OpenVLE requires the QEMU Guest Agent to be installed in the VMs. It is needed for the following functions:

  • IP Detection -- Reading the actual IPv4 address of a running VM (for both DHCP and Cloud-Init)
  • Graceful Shutdown -- Clean shutdown via the agent
Proxmox Permission

Starting with Proxmox VE 9, the VM.GuestAudit privilege is required on the pool for OpenVLE to execute guest agent queries and commands. For PVE < 9, this privilege does not exist and can be omitted. For setup details, see Proxmox VE -- Integration.

Periodic Sync

The worker-periodic worker synchronizes the status between Proxmox and OpenVLE every WORKER_PVE_PERIODIC_INTERVAL seconds (default: 60):

  1. Fetch Cluster Resources -- Complete list of all VMs, templates, and nodes from Proxmox
  2. Update MongoDB -- Snapshot of cluster resources for fast access
  3. Update MariaDB -- Status updates for all known VMs and templates (e.g., cloningrunning, node change during migration)
  4. Create Changelog -- All status changes are logged

VMs in transitional states (starting, deleting, stopping) are skipped during sync to avoid conflicts with ongoing operations.

Optional Features

Cloud-Init (experimental)

When Cloud-Init is enabled (PVE_CI_ENABLED=True), OpenVLE additionally configures new VMs beyond IP assignment with:

  • Username and password (PVE_VMS_CIUSER, PVE_VMS_CIPASSWORD)
  • Optional package upgrade on first boot (PVE_VMS_CIUPGRADE)

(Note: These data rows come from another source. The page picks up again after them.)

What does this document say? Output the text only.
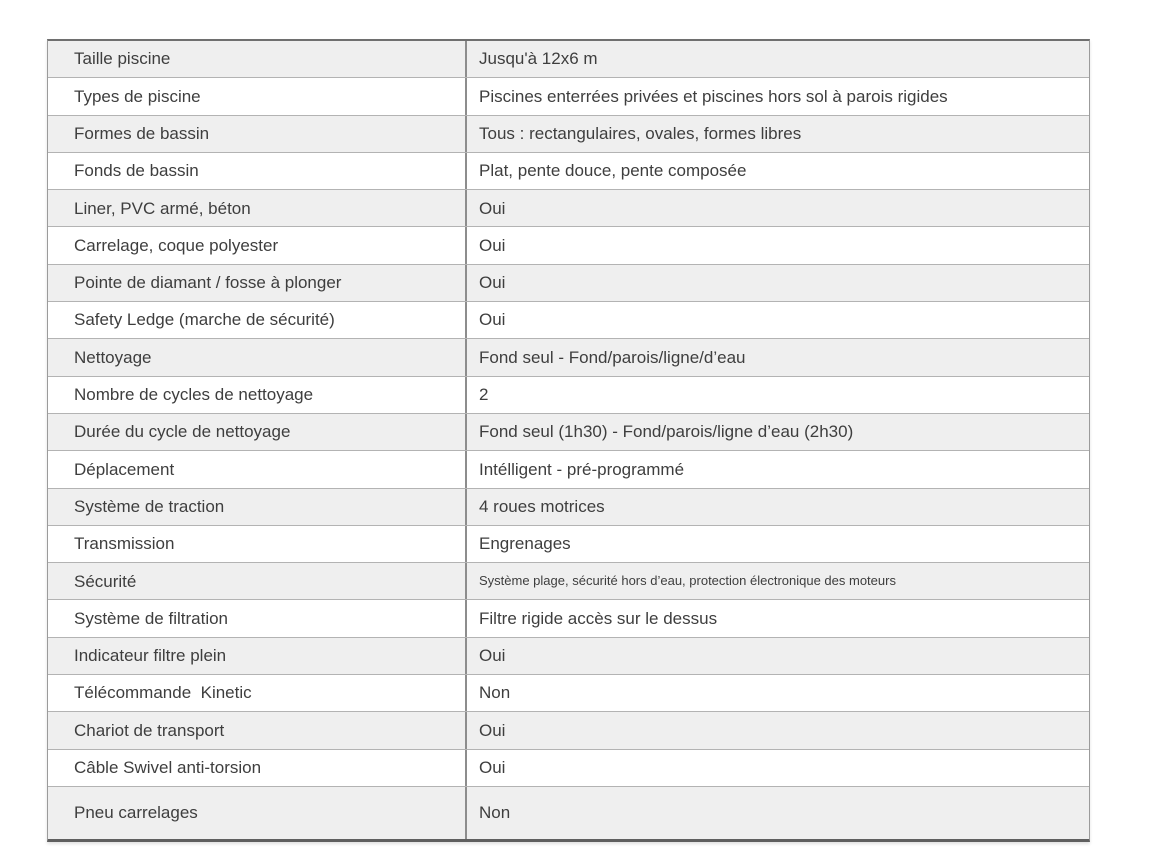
Taille piscine	Jusqu'à 12x6 m
Types de piscine	Piscines enterrées privées et piscines hors sol à parois rigides
Formes de bassin	Tous : rectangulaires, ovales, formes libres
Fonds de bassin	Plat, pente douce, pente composée
Liner, PVC armé, béton	Oui
Carrelage, coque polyester	Oui
Pointe de diamant / fosse à plonger	Oui
Safety Ledge (marche de sécurité)	Oui
Nettoyage	Fond seul - Fond/parois/ligne/d’eau
Nombre de cycles de nettoyage	2
Durée du cycle de nettoyage	Fond seul (1h30) - Fond/parois/ligne d’eau (2h30)
Déplacement	Intélligent - pré-programmé
Système de traction	4 roues motrices
Transmission	Engrenages
Sécurité	Système plage, sécurité hors d’eau, protection électronique des moteurs
Système de filtration	Filtre rigide accès sur le dessus
Indicateur filtre plein	Oui
Télécommande  Kinetic	Non
Chariot de transport	Oui
Câble Swivel anti-torsion	Oui
Pneu carrelages	Non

All Cloud-Init variables can be found in the Configuration Reference -- Proxmox VE.

SMBIOS Metadata

When PVE_VMS_SMBIOS_METADATA is enabled (default: True), OpenVLE writes metadata from the application into the SMBIOS information (Type 1) of the VM:

SMBIOS FieldContent
manufacturerProject name
productVM name
versionTemplate ID
serialOpenVLE VM UUID
familyEvent slug

This metadata is readable within the guest operating system (e.g., via dmidecode on Linux or WMI on Windows) and enables you to run custom automations within the VMs. Scripts inside the VM can detect at runtime which event and environment they belong to, and based on that, automatically adjust configurations, start services, or synchronize data -- without needing to establish a direct API connection to OpenVLE.

High Availability

VMs from events are added to the Proxmox HA configuration by default and thus automatically benefit from cluster high availability: if a node fails, the VMs are automatically restarted on another node. OpenVLE manages the HA configuration entirely -- VMs are added during deployment and removed during archival.